Data isolation comes from miners, eg. music and photos would get distinct graphs, and applications would request access to those.

3.0.4. Sandboxing (Option 2)

Built upon SERVICE. tracker clients get a local store, queries across endpoints are done through SERVICE, eg:

  SELECT ?a ?url ?d {
    SERVICE <dbus://org.freedesktop.Tracker.Miner.FS> {
      ?u a nmm:Photo ;
         nie:url ?url
    } .
    ?a foo:url ?url ;
       foo:data ?d
  }

Optionally clients might export themselves over DBus as a sparql endpoint, able to be queried on the outside, eg an hypothetical global search might do:

  SELECT ?url {
    SERVICE <dbus://org.gnome.Music> {
      ?song nie:url ?url .
            fts:match "term"
    }UNION SERVICE <dbus://org.gnome.Photos> {
      ?photo nie:url ?url .
             fts:match "term"
    }
  }

Data becomes fully distributed (SPARQL's vision).

3.0.4.1. Pros

Full freedom wrt ontologies, the sandbox application might have a custom ontologies and data, meshed together with tracker miners' nepomuk
Updates are all kept within the sandbox, remote endpoints being readonly happen naturally from the sparql syntax.

3.0.4.2. Cons

Settles on DBus for IPC with any other endpoint.
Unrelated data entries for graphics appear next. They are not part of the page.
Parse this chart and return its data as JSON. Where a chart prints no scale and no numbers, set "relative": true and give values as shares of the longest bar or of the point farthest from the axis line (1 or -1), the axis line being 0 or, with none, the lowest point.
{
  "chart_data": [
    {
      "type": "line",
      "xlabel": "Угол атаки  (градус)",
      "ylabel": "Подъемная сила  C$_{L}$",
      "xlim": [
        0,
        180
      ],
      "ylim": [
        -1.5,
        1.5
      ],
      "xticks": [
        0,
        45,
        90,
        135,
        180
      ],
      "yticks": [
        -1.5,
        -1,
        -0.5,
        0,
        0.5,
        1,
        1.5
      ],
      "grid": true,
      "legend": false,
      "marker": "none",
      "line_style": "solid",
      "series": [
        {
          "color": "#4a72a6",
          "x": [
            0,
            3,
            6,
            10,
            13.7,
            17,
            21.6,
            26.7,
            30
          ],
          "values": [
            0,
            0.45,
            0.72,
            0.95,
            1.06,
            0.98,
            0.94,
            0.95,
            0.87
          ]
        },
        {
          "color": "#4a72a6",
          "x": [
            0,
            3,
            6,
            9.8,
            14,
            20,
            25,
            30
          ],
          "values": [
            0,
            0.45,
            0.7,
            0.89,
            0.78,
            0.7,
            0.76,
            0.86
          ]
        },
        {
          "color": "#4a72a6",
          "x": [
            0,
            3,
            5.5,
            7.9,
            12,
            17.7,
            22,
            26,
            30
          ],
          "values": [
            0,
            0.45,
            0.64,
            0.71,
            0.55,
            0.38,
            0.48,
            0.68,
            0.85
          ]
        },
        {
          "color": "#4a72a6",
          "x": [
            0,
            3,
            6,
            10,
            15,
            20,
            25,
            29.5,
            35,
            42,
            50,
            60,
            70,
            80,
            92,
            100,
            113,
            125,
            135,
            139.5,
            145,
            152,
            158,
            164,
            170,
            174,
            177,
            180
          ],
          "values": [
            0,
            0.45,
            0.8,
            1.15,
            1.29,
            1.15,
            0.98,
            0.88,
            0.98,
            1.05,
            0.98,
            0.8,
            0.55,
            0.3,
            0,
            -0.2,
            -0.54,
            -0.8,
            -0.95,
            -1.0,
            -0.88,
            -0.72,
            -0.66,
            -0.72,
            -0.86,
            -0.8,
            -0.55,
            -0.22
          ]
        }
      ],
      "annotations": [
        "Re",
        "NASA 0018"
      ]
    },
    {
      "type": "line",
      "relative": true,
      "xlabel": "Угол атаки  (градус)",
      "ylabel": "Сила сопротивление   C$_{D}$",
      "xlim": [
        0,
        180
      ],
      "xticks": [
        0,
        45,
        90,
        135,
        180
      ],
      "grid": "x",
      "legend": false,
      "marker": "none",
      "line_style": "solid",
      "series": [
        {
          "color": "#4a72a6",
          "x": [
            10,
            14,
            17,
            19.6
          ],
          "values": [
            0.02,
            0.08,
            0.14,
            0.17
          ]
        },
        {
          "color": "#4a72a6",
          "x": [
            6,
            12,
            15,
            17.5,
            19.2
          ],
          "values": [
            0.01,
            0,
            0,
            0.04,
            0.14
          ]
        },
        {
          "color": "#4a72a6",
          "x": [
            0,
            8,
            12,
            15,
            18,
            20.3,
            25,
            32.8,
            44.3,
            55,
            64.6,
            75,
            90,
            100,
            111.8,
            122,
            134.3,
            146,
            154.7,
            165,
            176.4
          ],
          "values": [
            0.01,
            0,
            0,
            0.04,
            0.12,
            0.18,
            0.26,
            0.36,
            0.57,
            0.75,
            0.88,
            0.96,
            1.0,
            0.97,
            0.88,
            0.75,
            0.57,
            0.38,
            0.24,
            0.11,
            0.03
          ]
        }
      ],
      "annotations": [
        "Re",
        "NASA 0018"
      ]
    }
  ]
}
Direct access is not as straightforward.
Heavier sparql changes involved
Although graphs might still be used to split data, access control might be left up to the dbus layer
Needs some care to avoid breaking out into other endpoints from an authorized one, eg.

    SELECT * {
      SERVICE <dbus://org.freedesktop.Tracker.Miner.FS> {
        SERVICE <dbus://org.gnome.Photos> {
        }
      }
    }

3.0.4.3. ???

Although tracker-extract data might be within the sandbox, that would effectively lock the client on nepomuk ontology.